The SDUT launches its Groupon-like “Sign On San Diego Daily Deal” tonight at midnight with a special offer to get $50 worth of grub at Acqua Al 2, a chic Italian eatery, for $25 (and actually, just $15 if customers use their $10 deal bucks for signing up or referring a friend). Under rules of the promotion, 50 people need to sign up for it within a 24-hour period. Six people signed up for the deal within the first hour.

The SDUT’s Daily Deal sits on a platform provided by Click-N-Shout, a Cleveland-based company — one of apparently 155 rivals, per Groupon — that is testing the waters for newspapers with the SDUT. The newspaper’s sales forces have been offering the Daily Deal as part of their portfolio for a few weeks, and there is roughly a month’s worth of inventory in the system now.

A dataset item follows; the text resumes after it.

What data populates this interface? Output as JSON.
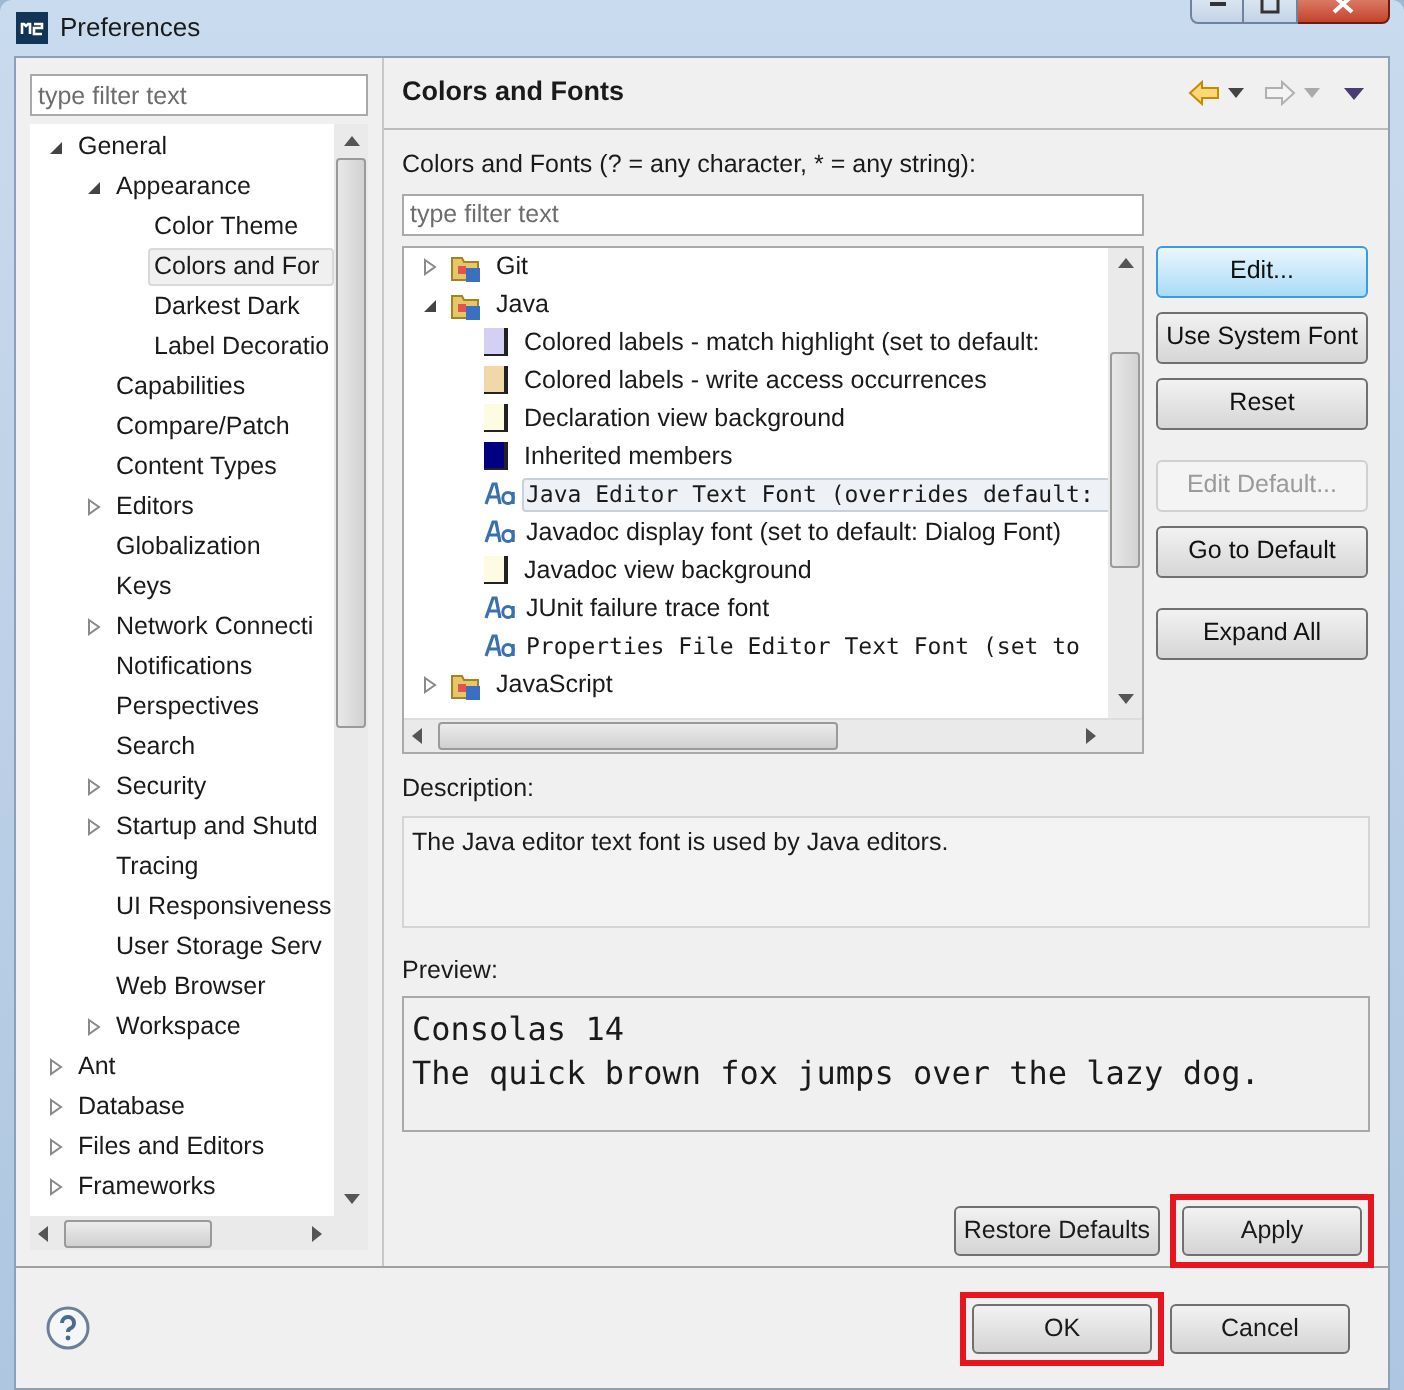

Site GM Mike Hodges notes that The Daily Deal is hardly entering virgin territory. Roughly 80 percent of potential advertisers have been approached by Groupon or other Deal-a-Day services. But the newspaper believes it has many advantages over the competition, including the ability to promote The Daily Deal on the right-hand corner of the cover of every print issue and a database of 90,000 “special offer” e-mail subscribers.

Hodges believes The Daily Deal will prove complementary to other special e-mail offers that have long been provided by the newspaper, and notes that it is possible that many users will get a daily deal and special offer in the same day. Newspaper advertisers are being approached first.

Meanwhile, The San Diego News Network, the flagship of the fledgling U.S. Local News Network hyperlocal network chain, is launching its own, similarly titled “Daily Deal” next Monday, April 12. Built to custom specs by Deal Current, a local San Diego software company run by Jimmy Hendricks, the site has sold out its first month of inventory with local companies such as Hairspray salon, Vagabond Kitchen, Extreme Pizza, The Comedy Store, Cookies by Design, Cupcake Love and All American Grill.

Company President Chris Jennewein says he believes that “very competitive” pricing — presumably more favorable than the 35 percent to 50 percent of coupon value assessed by Groupon — will make a difference. It is also important “to have a sales executive from a local company that you can trust rather than a telemarketer,” he says.